Não vim falar de raio, mas de abelhas.
Entre abril e maio deste ano, passamos um mês em Mendoza. Somos consumidores vorazes de mel, que usamos no lugar de açúcar, e erramos no cálculo da quantidade que iríamos precisar.
Não queríamos comprar um produto qualquer, então pedimos ajuda a amigos que residem em Mendoza, que nos apresentaram ao Sr. Juricich, que só não fazia chover: em sua encantadora propriedade, faz azeite de oliva (excelente), vinho, doces de frutas e coisas que não chegamos a conhecer.
Como queríamos mel, ele nos levou para conhecer as produtoras. Sem nenhum equipamento de segurança, mexia nas colmeias e roubava o alimento das abelhinhas, enquanto nos explicava que as abelhas argentinas são bem diferentes das brasileiras.

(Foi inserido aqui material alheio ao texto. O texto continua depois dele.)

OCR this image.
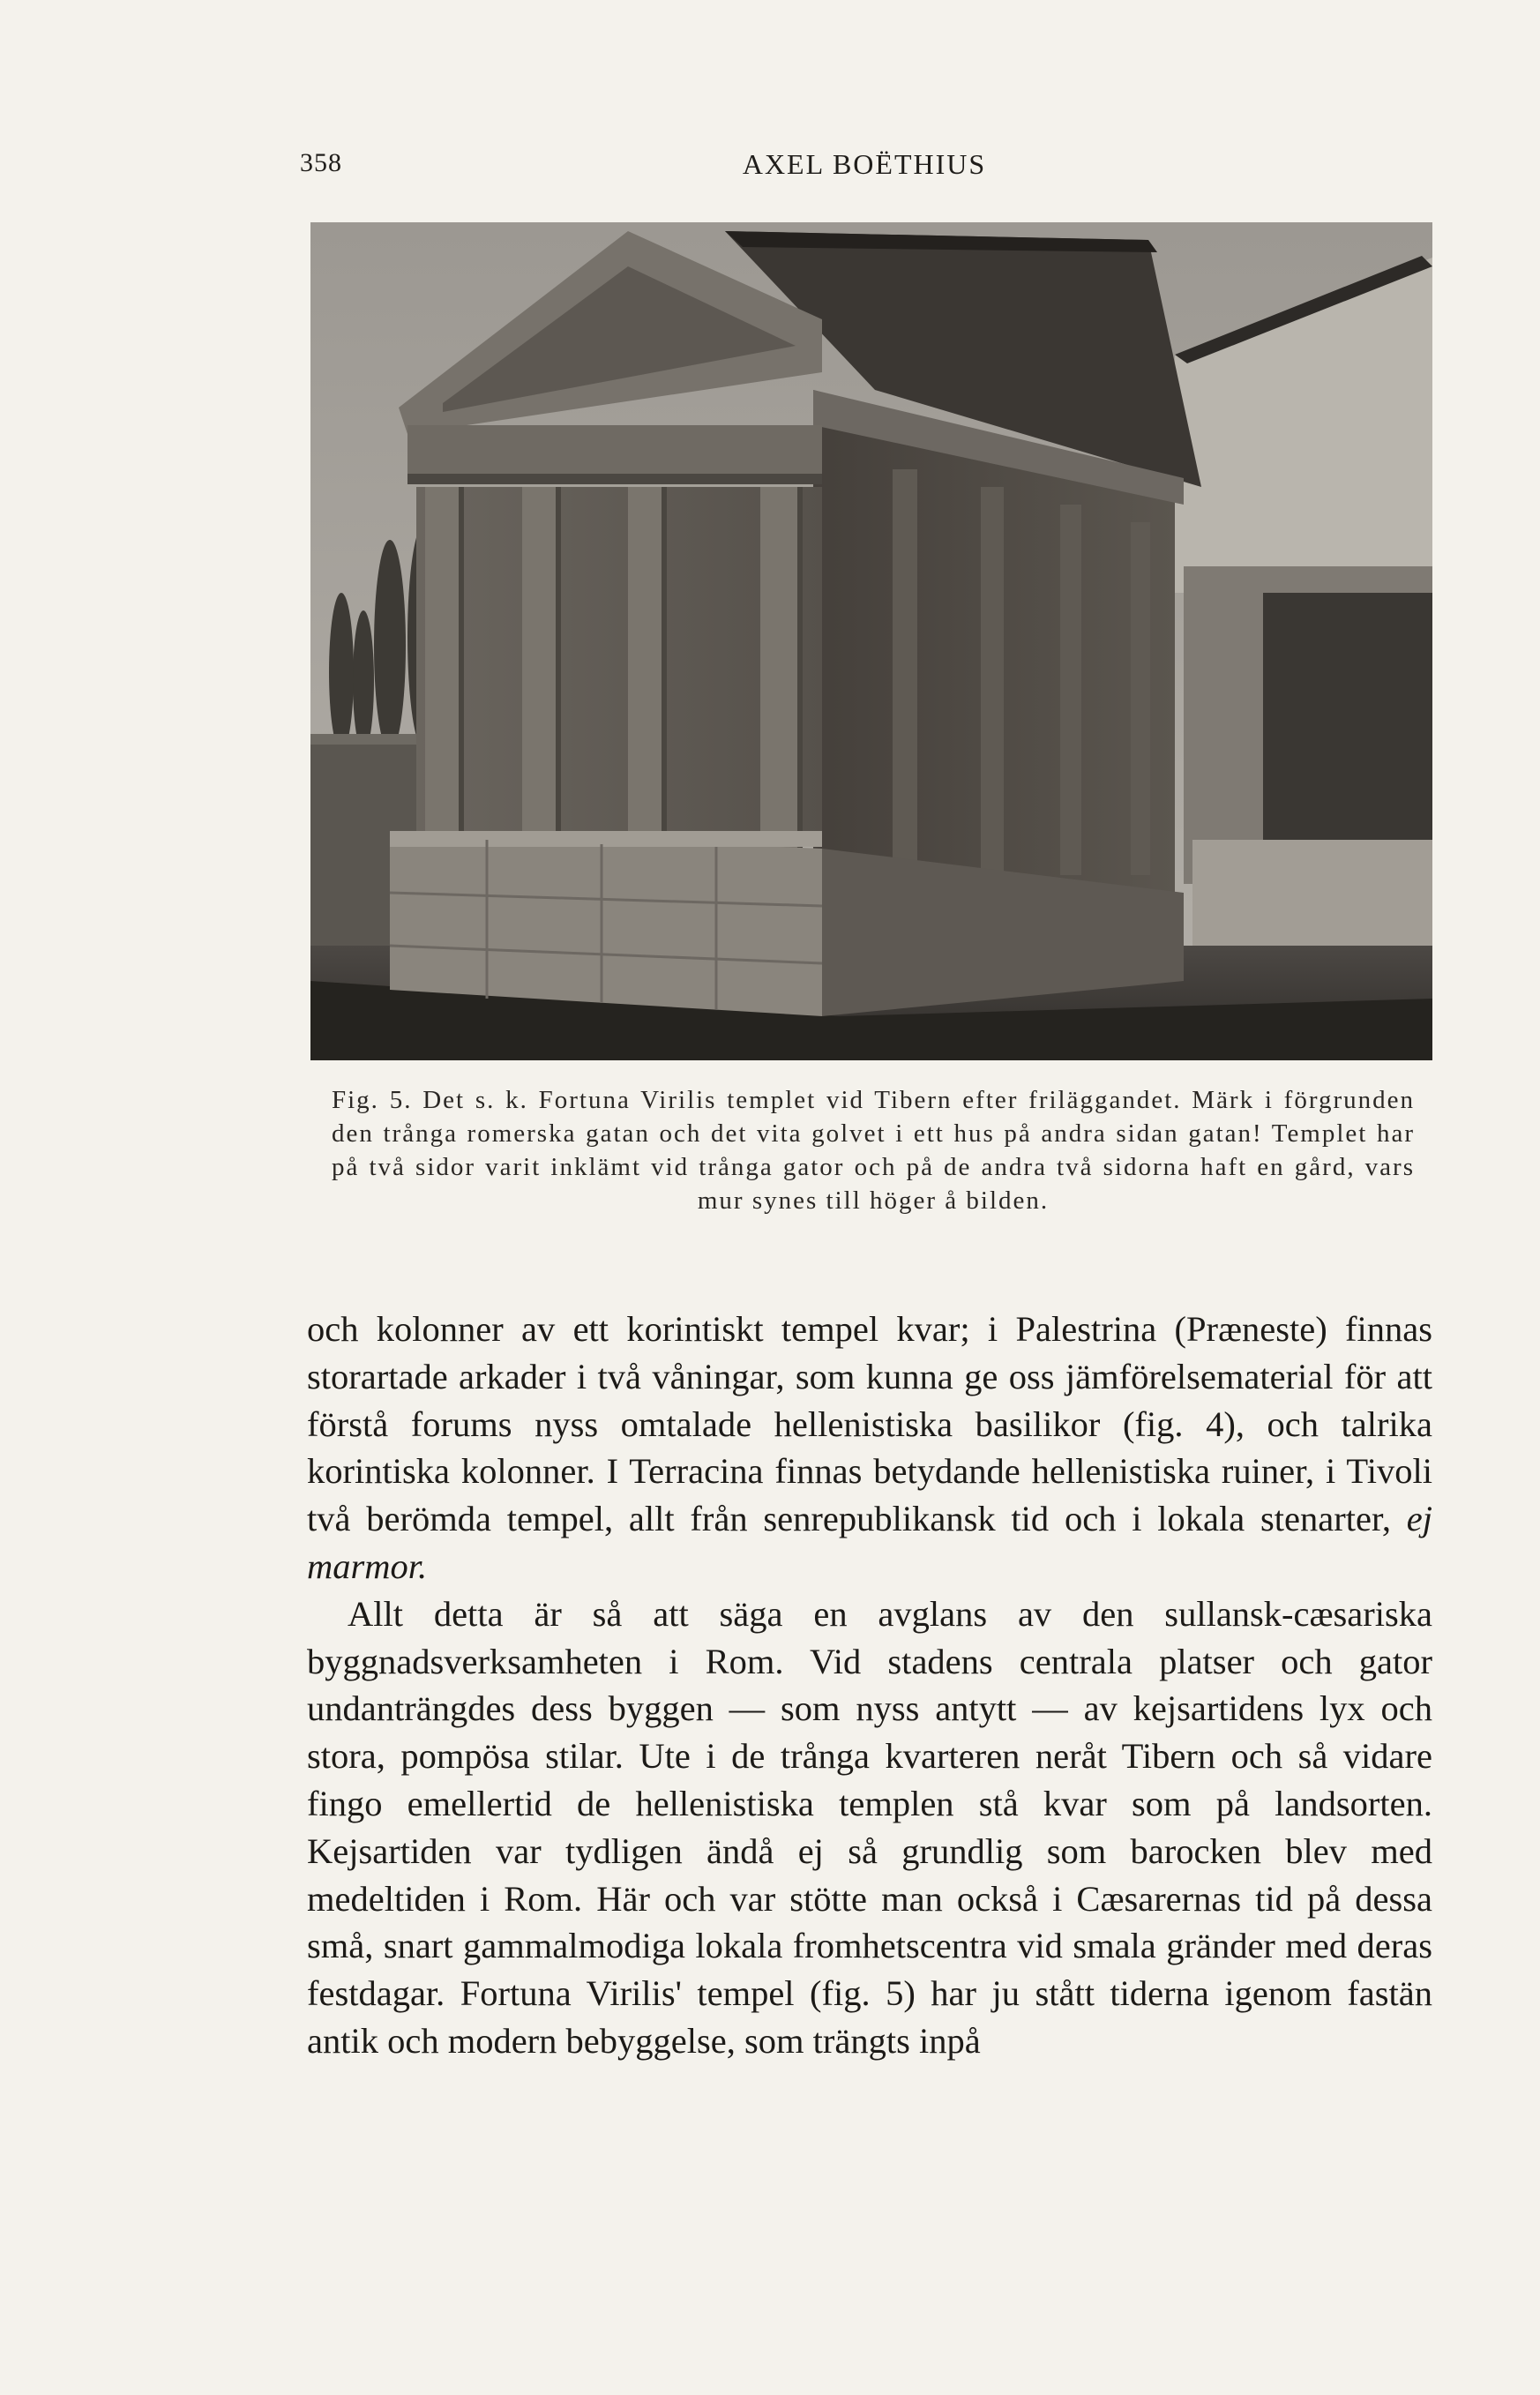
358	AXEL BOËTHIUS
Fig. 5. Det s. k. Fortuna Virilis templet vid Tibern efter friläggandet. Märk i förgrunden den trånga romerska gatan och det vita golvet i ett hus på andra sidan gatan! Templet har på två sidor varit inklämt vid trånga gator och på de andra två sidorna haft en gård, vars mur synes till höger å bilden.

och kolonner av ett korintiskt tempel kvar; i Palestrina (Præneste) finnas storartade arkader i två våningar, som kunna ge oss jämförelsematerial för att förstå forums nyss omtalade hellenistiska basilikor (fig. 4), och talrika korintiska kolonner. I Terracina finnas betydande hellenistiska ruiner, i Tivoli två berömda tempel, allt från senrepublikansk tid och i lokala stenarter, ej marmor.

Allt detta är så att säga en avglans av den sullansk-cæsariska byggnadsverksamheten i Rom. Vid stadens centrala platser och gator undanträngdes dess byggen — som nyss antytt — av kejsartidens lyx och stora, pompösa stilar. Ute i de trånga kvarteren neråt Tibern och så vidare fingo emellertid de hellenistiska templen stå kvar som på landsorten. Kejsartiden var tydligen ändå ej så grundlig som barocken blev med medeltiden i Rom. Här och var stötte man också i Cæsarernas tid på dessa små, snart gammalmodiga lokala fromhetscentra vid smala gränder med deras festdagar. Fortuna Virilis' tempel (fig. 5) har ju stått tiderna igenom fastän antik och modern bebyggelse, som trängts inpå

Nossas abelhas são africanizadas e muito mais agressivas, não se poderia fazer com elas o que ele estava fazendo. Explicou que na Argentina as abelhas só mordem quando estressadas por ruídos ou amedrontadas por gestos bruscos. Enquanto nos explicava isso, uma abelha se alimentava em seu dedo.
Eu estava encantada com o espetáculo e ouvia com meia atenção o Rossano, meu marido, dizer: “tem uma abelha na minha orelha”. O Sr. Juricich disse: “não te mexe, não a assuste e ela vai embora”. “Acho que ela está me mordendo”. Com um sorriso, o Sr. Juricich disse: “Impossível!” Ao se aproximar, admirou-se: ela realmente tinha ferroado a orelha indefesa.

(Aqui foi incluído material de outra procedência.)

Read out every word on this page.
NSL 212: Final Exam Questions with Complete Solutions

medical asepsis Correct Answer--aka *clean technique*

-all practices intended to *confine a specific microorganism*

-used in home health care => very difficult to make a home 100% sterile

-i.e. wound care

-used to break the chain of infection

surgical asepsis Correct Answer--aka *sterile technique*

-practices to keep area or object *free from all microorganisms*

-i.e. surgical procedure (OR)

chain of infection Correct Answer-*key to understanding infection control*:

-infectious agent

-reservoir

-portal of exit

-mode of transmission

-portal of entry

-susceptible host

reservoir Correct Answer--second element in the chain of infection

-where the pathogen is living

Nunca fui vítima de abelha, marimbondo, nada assim, talvez por sorte, talvez por tentar não me aproximar muito… mas o Rossano sofreu. Pode ser que as abelhas argentinas sejam menos agressivas que suas parentes brasileiras, mas o mesmo não acontece com seu veneno. A orelha dele inchou, ficou quente e vermelha, e doeu por cerca de dez dias. Doía a ponto de, quando o Rossano estava dormindo e se virava para aquele lado, a dor o acordar.
Seis meses depois, estamos em Bombinhas, num dia perfeito para caminhada. Quem conhece essa charmosa praia sabe que com a maré cheia fica muito estreito para caminhar. Aquela manhã a maré estava recuada e uma larga extensão de areia plana se estendia a nossos pés.

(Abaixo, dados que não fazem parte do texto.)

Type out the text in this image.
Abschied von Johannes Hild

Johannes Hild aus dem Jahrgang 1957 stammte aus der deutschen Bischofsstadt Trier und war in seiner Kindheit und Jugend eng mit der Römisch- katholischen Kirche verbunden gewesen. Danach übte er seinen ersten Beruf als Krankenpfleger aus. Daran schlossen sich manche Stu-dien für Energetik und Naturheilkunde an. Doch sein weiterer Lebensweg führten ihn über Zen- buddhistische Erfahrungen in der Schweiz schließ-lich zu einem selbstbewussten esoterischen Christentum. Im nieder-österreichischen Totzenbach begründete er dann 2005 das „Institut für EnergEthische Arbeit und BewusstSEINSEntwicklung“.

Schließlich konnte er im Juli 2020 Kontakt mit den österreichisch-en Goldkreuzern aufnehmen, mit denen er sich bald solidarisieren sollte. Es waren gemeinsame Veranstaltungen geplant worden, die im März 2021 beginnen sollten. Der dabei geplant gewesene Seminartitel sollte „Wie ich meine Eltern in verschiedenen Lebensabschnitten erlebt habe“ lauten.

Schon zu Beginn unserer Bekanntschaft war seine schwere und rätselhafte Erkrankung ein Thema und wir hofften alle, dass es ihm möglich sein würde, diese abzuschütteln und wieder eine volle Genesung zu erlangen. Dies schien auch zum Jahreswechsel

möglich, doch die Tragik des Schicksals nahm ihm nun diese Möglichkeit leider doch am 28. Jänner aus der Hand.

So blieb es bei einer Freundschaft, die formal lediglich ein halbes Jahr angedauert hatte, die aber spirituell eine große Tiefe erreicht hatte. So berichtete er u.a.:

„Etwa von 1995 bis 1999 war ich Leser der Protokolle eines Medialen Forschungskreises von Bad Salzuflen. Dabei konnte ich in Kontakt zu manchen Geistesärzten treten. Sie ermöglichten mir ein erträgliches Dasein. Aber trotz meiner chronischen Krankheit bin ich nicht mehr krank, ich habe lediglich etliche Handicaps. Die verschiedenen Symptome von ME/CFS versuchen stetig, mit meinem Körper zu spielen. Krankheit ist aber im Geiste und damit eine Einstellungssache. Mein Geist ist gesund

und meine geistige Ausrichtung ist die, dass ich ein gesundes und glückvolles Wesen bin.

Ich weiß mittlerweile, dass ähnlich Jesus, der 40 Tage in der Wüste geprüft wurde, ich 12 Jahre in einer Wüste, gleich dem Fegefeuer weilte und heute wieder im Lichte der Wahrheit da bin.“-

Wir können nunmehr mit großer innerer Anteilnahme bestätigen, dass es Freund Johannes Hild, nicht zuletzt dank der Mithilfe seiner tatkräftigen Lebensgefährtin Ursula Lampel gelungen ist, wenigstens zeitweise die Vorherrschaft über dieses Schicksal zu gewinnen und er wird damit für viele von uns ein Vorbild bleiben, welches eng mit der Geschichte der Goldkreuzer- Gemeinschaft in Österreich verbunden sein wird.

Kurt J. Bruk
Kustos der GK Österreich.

No meio da caminhada ele parou com uma exclamação e puxou o pé: “alguma coisa me mordeu”. Tentou continuar a caminhar comigo, mas doía muito. “Seja o que for que me pegou, deixou alguma coisa aqui”. Conseguiu remover um ferrão mínimo. “Está doendo, queimando. Parece até quando a abelha me ferroou”.
Com ele mancando, começamos a voltar. Eu estava preocupada, perguntei se não teríamos que procurar ajuda médica, já que não sabíamos o que tinha havido.
“Foi abelha. Conheço esta dor”. Eu duvidava. Abelha na areia da praia?
Então vi o cadáver da culpada. Uma única abelhinha, morta, de barriga pra cima.
E teve que achar o pé da pobre vítima!